Los Angeles: Rare Bird Books, 2016.
Porn performers' autobiographies and memoirs present themselves as a completely separated literary and theoretical category, as they act as a double mirror for two perpendicular duplicities of personal vs private: just like porn is a "private moment" filmed to be watched, autobiographies and memoirs present an "intimate" facade of a public persona while it is being written to be read by someone else. On top of that, for narrating a clearly constructed identity – the pornographic one, opposite to the ‘civilian’ one carried out in daily life – autobiographies and memoirs written by pornographic performers could disappear in the gap between the definitions of autofiction and autobiographical narratives for reasons that set them apart from those which make up the bulk to autobiographical writings yearly published. It is because it unfolds in itself, twice constructed narratively, that these autobiographies and memoirs do a mirror play upon their own image, making it impossible for the spectator / reader to distinguish between what is the real image and what is a mere reflection, therefore generating a game of unending unfolding of false imagery which cannot be deciphered, making for a permanent transit between illusion, fiction, and realistic imagery, as it intentionally dissolves the boundaries between fictional and real.
Tyler Knight opens Burn my shadow: a selective memory of an X-rated life already advising the reader that he is an unreliable narrator. He is aware of the impossibility of being trusted due to his proximity with the ‘facts’ to be narrated: his intention is not to function as a register nor as a token of a pornographic performer. On the contrary, Knights eliminates the gaps between performers and other professions, recovering ‘the human condition’ as the ‘line that unites us all’, regardless of any sorts of categorization.
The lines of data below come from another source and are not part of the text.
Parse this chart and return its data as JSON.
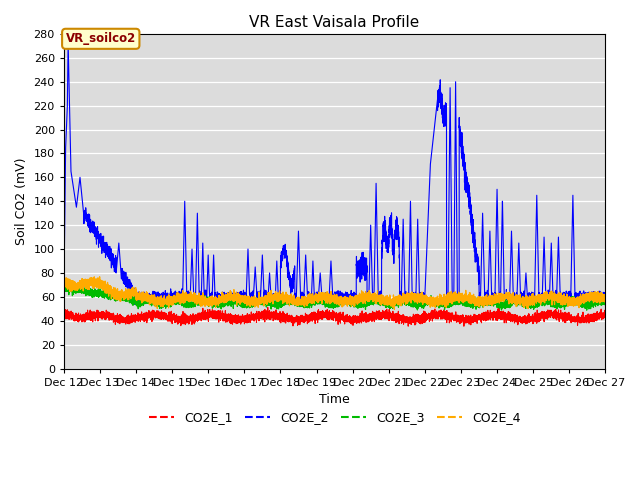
{
  "title": "VR East Vaisala Profile",
  "xlabel": "Time",
  "ylabel": "Soil CO2 (mV)",
  "xlim": [
    12,
    27
  ],
  "ylim": [
    0,
    280
  ],
  "yticks": [
    0,
    20,
    40,
    60,
    80,
    100,
    120,
    140,
    160,
    180,
    200,
    220,
    240,
    260,
    280
  ],
  "xtick_labels": [
    "Dec 12",
    "Dec 13",
    "Dec 14",
    "Dec 15",
    "Dec 16",
    "Dec 17",
    "Dec 18",
    "Dec 19",
    "Dec 20",
    "Dec 21",
    "Dec 22",
    "Dec 23",
    "Dec 24",
    "Dec 25",
    "Dec 26",
    "Dec 27"
  ],
  "annotation_text": "VR_soilco2",
  "colors": {
    "CO2E_1": "#ff0000",
    "CO2E_2": "#0000ff",
    "CO2E_3": "#00bb00",
    "CO2E_4": "#ffaa00"
  },
  "bg_color": "#dcdcdc",
  "grid_color": "#ffffff"
}
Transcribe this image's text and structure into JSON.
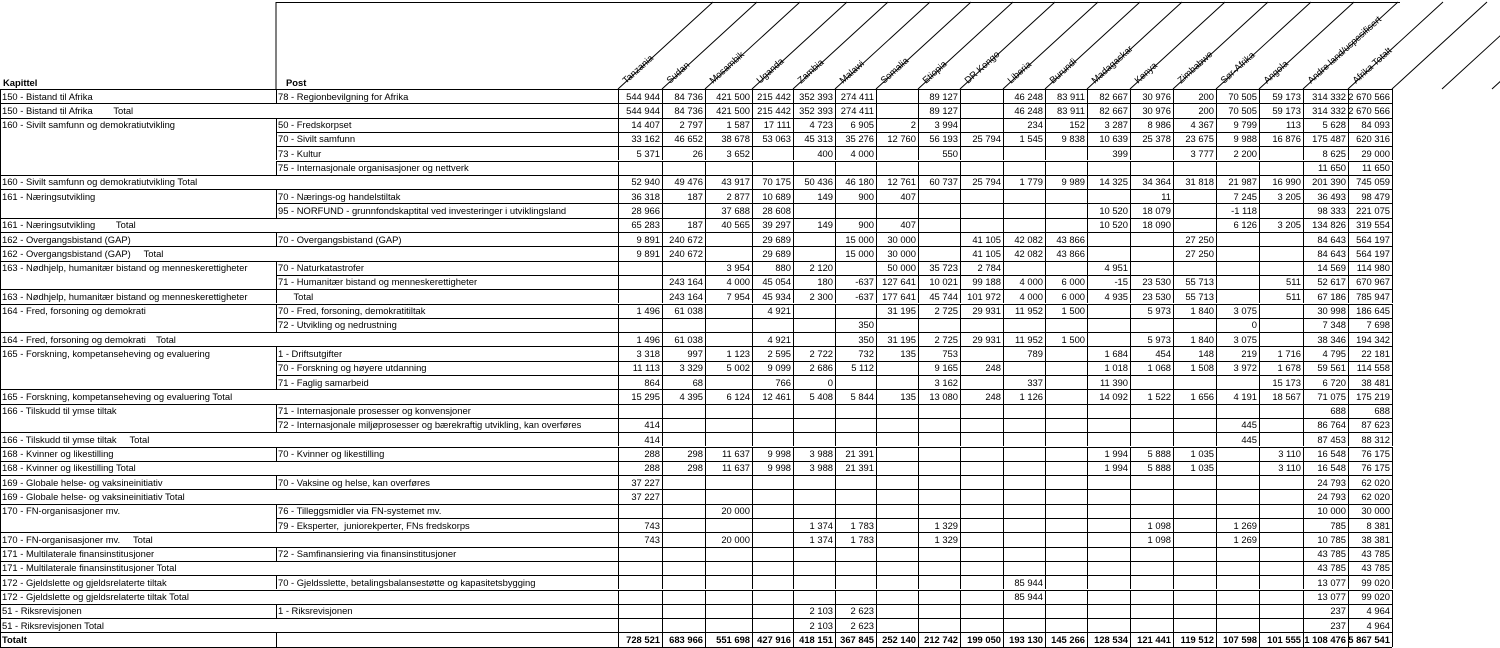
{
  "table": {
    "headers": {
      "kapittel": "Kapittel",
      "post": "Post",
      "columns": [
        "Tanzania",
        "Sudan",
        "Mosambik",
        "Uganda",
        "Zambia",
        "Malawi",
        "Somalia",
        "Etiopia",
        "DR Kongo",
        "Liberia",
        "Burundi",
        "Madagaskar",
        "Kenya",
        "Zimbabwe",
        "Sør-Afrika",
        "Angola",
        "Andre land/uspesifisert",
        "Afrika Totalt"
      ]
    },
    "rows": [
      [
        "150 - Bistand til Afrika",
        "78 - Regionbevilgning for Afrika",
        "544 944",
        "84 736",
        "421 500",
        "215 442",
        "352 393",
        "274 411",
        null,
        "89 127",
        null,
        "46 248",
        "83 911",
        "82 667",
        "30 976",
        "200",
        "70 505",
        "59 173",
        "314 332",
        "2 670 566"
      ],
      [
        "150 - Bistand til Afrika        Total",
        null,
        "544 944",
        "84 736",
        "421 500",
        "215 442",
        "352 393",
        "274 411",
        null,
        "89 127",
        null,
        "46 248",
        "83 911",
        "82 667",
        "30 976",
        "200",
        "70 505",
        "59 173",
        "314 332",
        "2 670 566"
      ],
      [
        "160 - Sivilt samfunn og demokratiutvikling",
        "50 - Fredskorpset",
        "14 407",
        "2 797",
        "1 587",
        "17 111",
        "4 723",
        "6 905",
        "2",
        "3 994",
        null,
        "234",
        "152",
        "3 287",
        "8 986",
        "4 367",
        "9 799",
        "113",
        "5 628",
        "84 093"
      ],
      [
        null,
        "70 - Sivilt samfunn",
        "33 162",
        "46 652",
        "38 678",
        "53 063",
        "45 313",
        "35 276",
        "12 760",
        "56 193",
        "25 794",
        "1 545",
        "9 838",
        "10 639",
        "25 378",
        "23 675",
        "9 988",
        "16 876",
        "175 487",
        "620 316"
      ],
      [
        null,
        "73 - Kultur",
        "5 371",
        "26",
        "3 652",
        null,
        "400",
        "4 000",
        null,
        "550",
        null,
        null,
        null,
        "399",
        null,
        "3 777",
        "2 200",
        null,
        "8 625",
        "29 000"
      ],
      [
        null,
        "75 - Internasjonale organisasjoner og nettverk",
        null,
        null,
        null,
        null,
        null,
        null,
        null,
        null,
        null,
        null,
        null,
        null,
        null,
        null,
        null,
        null,
        "11 650",
        "11 650"
      ],
      [
        "160 - Sivilt samfunn og demokratiutvikling Total",
        null,
        "52 940",
        "49 476",
        "43 917",
        "70 175",
        "50 436",
        "46 180",
        "12 761",
        "60 737",
        "25 794",
        "1 779",
        "9 989",
        "14 325",
        "34 364",
        "31 818",
        "21 987",
        "16 990",
        "201 390",
        "745 059"
      ],
      [
        "161 - Næringsutvikling",
        "70 - Nærings-og handelstiltak",
        "36 318",
        "187",
        "2 877",
        "10 689",
        "149",
        "900",
        "407",
        null,
        null,
        null,
        null,
        null,
        "11",
        null,
        "7 245",
        "3 205",
        "36 493",
        "98 479"
      ],
      [
        null,
        "95 - NORFUND - grunnfondskaptital ved investeringer i utviklingsland",
        "28 966",
        null,
        "37 688",
        "28 608",
        null,
        null,
        null,
        null,
        null,
        null,
        null,
        "10 520",
        "18 079",
        null,
        "-1 118",
        null,
        "98 333",
        "221 075"
      ],
      [
        "161 - Næringsutvikling        Total",
        null,
        "65 283",
        "187",
        "40 565",
        "39 297",
        "149",
        "900",
        "407",
        null,
        null,
        null,
        null,
        "10 520",
        "18 090",
        null,
        "6 126",
        "3 205",
        "134 826",
        "319 554"
      ],
      [
        "162 - Overgangsbistand (GAP)",
        "70 - Overgangsbistand (GAP)",
        "9 891",
        "240 672",
        null,
        "29 689",
        null,
        "15 000",
        "30 000",
        null,
        "41 105",
        "42 082",
        "43 866",
        null,
        null,
        "27 250",
        null,
        null,
        "84 643",
        "564 197"
      ],
      [
        "162 - Overgangsbistand (GAP)     Total",
        null,
        "9 891",
        "240 672",
        null,
        "29 689",
        null,
        "15 000",
        "30 000",
        null,
        "41 105",
        "42 082",
        "43 866",
        null,
        null,
        "27 250",
        null,
        null,
        "84 643",
        "564 197"
      ],
      [
        "163 - Nødhjelp, humanitær bistand og menneskerettigheter",
        "70 - Naturkatastrofer",
        null,
        null,
        "3 954",
        "880",
        "2 120",
        null,
        "50 000",
        "35 723",
        "2 784",
        null,
        null,
        "4 951",
        null,
        null,
        null,
        null,
        "14 569",
        "114 980"
      ],
      [
        null,
        "71 - Humanitær bistand og menneskerettigheter",
        null,
        "243 164",
        "4 000",
        "45 054",
        "180",
        "-637",
        "127 641",
        "10 021",
        "99 188",
        "4 000",
        "6 000",
        "-15",
        "23 530",
        "55 713",
        null,
        "511",
        "52 617",
        "670 967"
      ],
      [
        "163 - Nødhjelp, humanitær bistand og menneskerettigheter",
        "      Total",
        null,
        "243 164",
        "7 954",
        "45 934",
        "2 300",
        "-637",
        "177 641",
        "45 744",
        "101 972",
        "4 000",
        "6 000",
        "4 935",
        "23 530",
        "55 713",
        null,
        "511",
        "67 186",
        "785 947"
      ],
      [
        "164 - Fred, forsoning og demokrati",
        "70 - Fred, forsoning, demokratitiltak",
        "1 496",
        "61 038",
        null,
        "4 921",
        null,
        null,
        "31 195",
        "2 725",
        "29 931",
        "11 952",
        "1 500",
        null,
        "5 973",
        "1 840",
        "3 075",
        null,
        "30 998",
        "186 645"
      ],
      [
        null,
        "72 - Utvikling og nedrustning",
        null,
        null,
        null,
        null,
        null,
        "350",
        null,
        null,
        null,
        null,
        null,
        null,
        null,
        null,
        "0",
        null,
        "7 348",
        "7 698"
      ],
      [
        "164 - Fred, forsoning og demokrati    Total",
        null,
        "1 496",
        "61 038",
        null,
        "4 921",
        null,
        "350",
        "31 195",
        "2 725",
        "29 931",
        "11 952",
        "1 500",
        null,
        "5 973",
        "1 840",
        "3 075",
        null,
        "38 346",
        "194 342"
      ],
      [
        "165 - Forskning, kompetanseheving og evaluering",
        "1 - Driftsutgifter",
        "3 318",
        "997",
        "1 123",
        "2 595",
        "2 722",
        "732",
        "135",
        "753",
        null,
        "789",
        null,
        "1 684",
        "454",
        "148",
        "219",
        "1 716",
        "4 795",
        "22 181"
      ],
      [
        null,
        "70 - Forskning og høyere utdanning",
        "11 113",
        "3 329",
        "5 002",
        "9 099",
        "2 686",
        "5 112",
        null,
        "9 165",
        "248",
        null,
        null,
        "1 018",
        "1 068",
        "1 508",
        "3 972",
        "1 678",
        "59 561",
        "114 558"
      ],
      [
        null,
        "71 - Faglig samarbeid",
        "864",
        "68",
        null,
        "766",
        "0",
        null,
        null,
        "3 162",
        null,
        "337",
        null,
        "11 390",
        null,
        null,
        null,
        "15 173",
        "6 720",
        "38 481"
      ],
      [
        "165 - Forskning, kompetanseheving og evaluering Total",
        null,
        "15 295",
        "4 395",
        "6 124",
        "12 461",
        "5 408",
        "5 844",
        "135",
        "13 080",
        "248",
        "1 126",
        null,
        "14 092",
        "1 522",
        "1 656",
        "4 191",
        "18 567",
        "71 075",
        "175 219"
      ],
      [
        "166 - Tilskudd til ymse tiltak",
        "71 - Internasjonale prosesser og konvensjoner",
        null,
        null,
        null,
        null,
        null,
        null,
        null,
        null,
        null,
        null,
        null,
        null,
        null,
        null,
        null,
        null,
        "688",
        "688"
      ],
      [
        null,
        "72 - Internasjonale miljøprosesser og bærekraftig utvikling, kan overføres",
        "414",
        null,
        null,
        null,
        null,
        null,
        null,
        null,
        null,
        null,
        null,
        null,
        null,
        null,
        "445",
        null,
        "86 764",
        "87 623"
      ],
      [
        "166 - Tilskudd til ymse tiltak     Total",
        null,
        "414",
        null,
        null,
        null,
        null,
        null,
        null,
        null,
        null,
        null,
        null,
        null,
        null,
        null,
        "445",
        null,
        "87 453",
        "88 312"
      ],
      [
        "168 - Kvinner og likestilling",
        "70 - Kvinner og likestilling",
        "288",
        "298",
        "11 637",
        "9 998",
        "3 988",
        "21 391",
        null,
        null,
        null,
        null,
        null,
        "1 994",
        "5 888",
        "1 035",
        null,
        "3 110",
        "16 548",
        "76 175"
      ],
      [
        "168 - Kvinner og likestilling Total",
        null,
        "288",
        "298",
        "11 637",
        "9 998",
        "3 988",
        "21 391",
        null,
        null,
        null,
        null,
        null,
        "1 994",
        "5 888",
        "1 035",
        null,
        "3 110",
        "16 548",
        "76 175"
      ],
      [
        "169 - Globale helse- og vaksineinitiativ",
        "70 - Vaksine og helse, kan overføres",
        "37 227",
        null,
        null,
        null,
        null,
        null,
        null,
        null,
        null,
        null,
        null,
        null,
        null,
        null,
        null,
        null,
        "24 793",
        "62 020"
      ],
      [
        "169 - Globale helse- og vaksineinitiativ Total",
        null,
        "37 227",
        null,
        null,
        null,
        null,
        null,
        null,
        null,
        null,
        null,
        null,
        null,
        null,
        null,
        null,
        null,
        "24 793",
        "62 020"
      ],
      [
        "170 - FN-organisasjoner mv.",
        "76 - Tilleggsmidler via FN-systemet mv.",
        null,
        null,
        "20 000",
        null,
        null,
        null,
        null,
        null,
        null,
        null,
        null,
        null,
        null,
        null,
        null,
        null,
        "10 000",
        "30 000"
      ],
      [
        null,
        "79 - Eksperter,  juniorekperter, FNs fredskorps",
        "743",
        null,
        null,
        null,
        "1 374",
        "1 783",
        null,
        "1 329",
        null,
        null,
        null,
        null,
        "1 098",
        null,
        "1 269",
        null,
        "785",
        "8 381"
      ],
      [
        "170 - FN-organisasjoner mv.     Total",
        null,
        "743",
        null,
        "20 000",
        null,
        "1 374",
        "1 783",
        null,
        "1 329",
        null,
        null,
        null,
        null,
        "1 098",
        null,
        "1 269",
        null,
        "10 785",
        "38 381"
      ],
      [
        "171 - Multilaterale finansinstitusjoner",
        "72 - Samfinansiering via finansinstitusjoner",
        null,
        null,
        null,
        null,
        null,
        null,
        null,
        null,
        null,
        null,
        null,
        null,
        null,
        null,
        null,
        null,
        "43 785",
        "43 785"
      ],
      [
        "171 - Multilaterale finansinstitusjoner Total",
        null,
        null,
        null,
        null,
        null,
        null,
        null,
        null,
        null,
        null,
        null,
        null,
        null,
        null,
        null,
        null,
        null,
        "43 785",
        "43 785"
      ],
      [
        "172 - Gjeldslette og gjeldsrelaterte tiltak",
        "70 - Gjeldsslette, betalingsbalansestøtte og kapasitetsbygging",
        null,
        null,
        null,
        null,
        null,
        null,
        null,
        null,
        null,
        "85 944",
        null,
        null,
        null,
        null,
        null,
        null,
        "13 077",
        "99 020"
      ],
      [
        "172 - Gjeldslette og gjeldsrelaterte tiltak Total",
        null,
        null,
        null,
        null,
        null,
        null,
        null,
        null,
        null,
        null,
        "85 944",
        null,
        null,
        null,
        null,
        null,
        null,
        "13 077",
        "99 020"
      ],
      [
        "51 - Riksrevisjonen",
        "1 - Riksrevisjonen",
        null,
        null,
        null,
        null,
        "2 103",
        "2 623",
        null,
        null,
        null,
        null,
        null,
        null,
        null,
        null,
        null,
        null,
        "237",
        "4 964"
      ],
      [
        "51 - Riksrevisjonen Total",
        null,
        null,
        null,
        null,
        null,
        "2 103",
        "2 623",
        null,
        null,
        null,
        null,
        null,
        null,
        null,
        null,
        null,
        null,
        "237",
        "4 964"
      ],
      [
        "Totalt",
        null,
        "728 521",
        "683 966",
        "551 698",
        "427 916",
        "418 151",
        "367 845",
        "252 140",
        "212 742",
        "199 050",
        "193 130",
        "145 266",
        "128 534",
        "121 441",
        "119 512",
        "107 598",
        "101 555",
        "1 108 476",
        "5 867 541"
      ]
    ]
  }
}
However, through his writing Knights sets himself apart from the vast majority of autobiographical authors, independently of their profession. The 23 chapters of Burn my shadow present the reader with independent façades of a same industry through a narrative that is precise and sharp as a surgical scalpel, making the scenes bleed copiously and without mercy. Knight is relentless in his falsely candid approach to the pornographic industry, its participants, the referential dimension in the specific discourse of pornographic literature (MAINGUENEAU, 2007) secured by the two main requirements to place a discourse as pornographic: the configural dimension, which allows the reader to easily picture the scene; and the ‘euphoric affections’ dispersed throughout the many consciences in Knight’s writing. His language is an unapologetic performative spectacle, echoing the sexual aggressiveness expected from the derivation of the pornographic – in a narrative that does not deliver only the plenitude proposed by the pornographic device, but provides through void and descriptive scenes a metaconscience of the entire pornographic discourse. Between what is said and what is represented is a mirror play in which Knight’s narrator undresses the language of all ornaments which might hinder the eye and hide the hard cored truth, exposing the raw matter of his life just like pornography presents a basal sexuality through the unveiling and manipulation of bodies.
Knight clearly cares about aesthetic function of his literature, therefore enabling it to migrate from the pornographic to the erotic – though it refuses to do so by complying with the structural format of pornography. In the gangbang scene, for example, he eliminates the heroic image of the self, expected by the doxa, by placing himself nameless, incognito, unidentified amidst all the other participants. The scene ends within the emptiness found in entire experience itself. And here lies one of the most valuable aspects of Burn my Shadow: it claims its place in the realm of pornographic writing while attentive to the aesthetic morality of the so called higher – erotic – literature unapologetically, because it is honest. Going against the debatable pornification of literature, Knight constructs his memoirs the other way around: by literalizing his pornographic self, turns his literary aphrodisiac (NIN, 1977) into porn poetry without rhymes.